L'uomo alla guida dell'auto, un 45enne, è stato portato in ospedale a Lecco con lesioni non gravi. Particolarmente grave il bilancio nelle Marche. Due infatti gli incidenti mortali: uno nel Maceratese, intorno alle 5,45 di questa mattina, dove sono morte due persone e quattro sono rimaste ferite e uno in periferia ad Ancona, dove è morto un giovane di 21 anni e quattro persone sono rimaste ferite.
Gli otto feriti, tutti tra i 20 e i 25 anni, sono stati trasferiti all'ospedale di Torrette di Ancona, dove sono ricoverati in prognosi riservata.

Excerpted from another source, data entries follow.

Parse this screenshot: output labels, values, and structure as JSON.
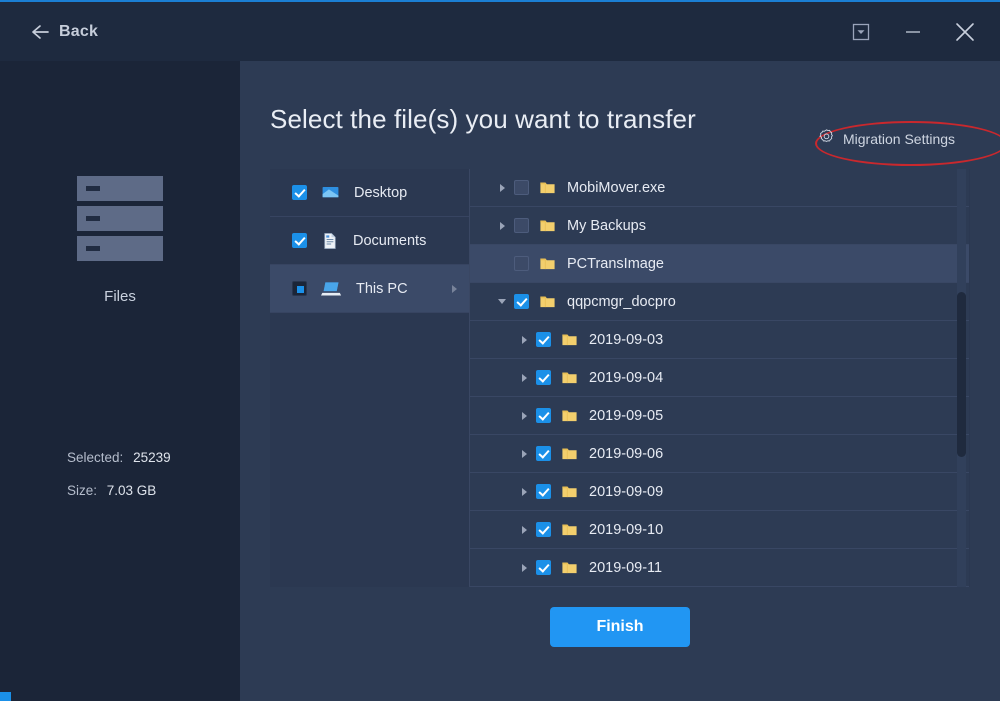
{
  "window": {
    "back_label": "Back",
    "controls": [
      {
        "name": "minimize-to-tray",
        "glyph": "tray"
      },
      {
        "name": "minimize",
        "glyph": "minimize"
      },
      {
        "name": "close",
        "glyph": "close"
      }
    ],
    "accent_color": "#1b7fd4"
  },
  "sidebar": {
    "category_label": "Files",
    "icon": "files-stack-icon",
    "stats": [
      {
        "key": "Selected:",
        "value": "25239"
      },
      {
        "key": "Size:",
        "value": "7.03 GB"
      }
    ]
  },
  "main": {
    "heading": "Select the file(s) you want to transfer",
    "migration_settings": {
      "label": "Migration Settings",
      "icon": "gear-icon",
      "annotation_color": "#c9282d"
    },
    "finish_label": "Finish"
  },
  "tree": {
    "items": [
      {
        "label": "Desktop",
        "icon": "desktop-icon",
        "check": "checked",
        "expandable": false,
        "selected": false
      },
      {
        "label": "Documents",
        "icon": "documents-icon",
        "check": "checked",
        "expandable": false,
        "selected": false
      },
      {
        "label": "This PC",
        "icon": "this-pc-icon",
        "check": "partial",
        "expandable": true,
        "selected": true
      }
    ]
  },
  "file_list": {
    "items": [
      {
        "label": "MobiMover.exe",
        "check": "unchecked",
        "arrow": "right",
        "indent": 0,
        "highlight": false,
        "icon": "folder-icon"
      },
      {
        "label": "My Backups",
        "check": "unchecked",
        "arrow": "right",
        "indent": 0,
        "highlight": false,
        "icon": "folder-icon"
      },
      {
        "label": "PCTransImage",
        "check": "unchecked",
        "arrow": "none",
        "indent": 0,
        "highlight": true,
        "icon": "folder-icon"
      },
      {
        "label": "qqpcmgr_docpro",
        "check": "checked",
        "arrow": "down",
        "indent": 0,
        "highlight": false,
        "icon": "folder-icon"
      },
      {
        "label": "2019-09-03",
        "check": "checked",
        "arrow": "right",
        "indent": 1,
        "highlight": false,
        "icon": "folder-icon"
      },
      {
        "label": "2019-09-04",
        "check": "checked",
        "arrow": "right",
        "indent": 1,
        "highlight": false,
        "icon": "folder-icon"
      },
      {
        "label": "2019-09-05",
        "check": "checked",
        "arrow": "right",
        "indent": 1,
        "highlight": false,
        "icon": "folder-icon"
      },
      {
        "label": "2019-09-06",
        "check": "checked",
        "arrow": "right",
        "indent": 1,
        "highlight": false,
        "icon": "folder-icon"
      },
      {
        "label": "2019-09-09",
        "check": "checked",
        "arrow": "right",
        "indent": 1,
        "highlight": false,
        "icon": "folder-icon"
      },
      {
        "label": "2019-09-10",
        "check": "checked",
        "arrow": "right",
        "indent": 1,
        "highlight": false,
        "icon": "folder-icon"
      },
      {
        "label": "2019-09-11",
        "check": "checked",
        "arrow": "right",
        "indent": 1,
        "highlight": false,
        "icon": "folder-icon"
      }
    ]
  }
}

Le forze dell'ordine sono al lavoro per ricostruire l'a dinamica degli incidenti. Nell'incidente avvenuto ad Ancona è morto un calciatore che militava nel campionato di Eccellenza con la Jesina, con un passato tra Ancona, Ascoli e Fano. La notizia ha scosso la comunità anconetana e quella calcistica nelle Marche, con messaggi di cordoglio da parte delle società sportive e dallo stesso sindaco di Ancona, Daniele Silvetti, che in un post diffuso sui social ha parlato di una "domenica iniziata con lo strazio dentro".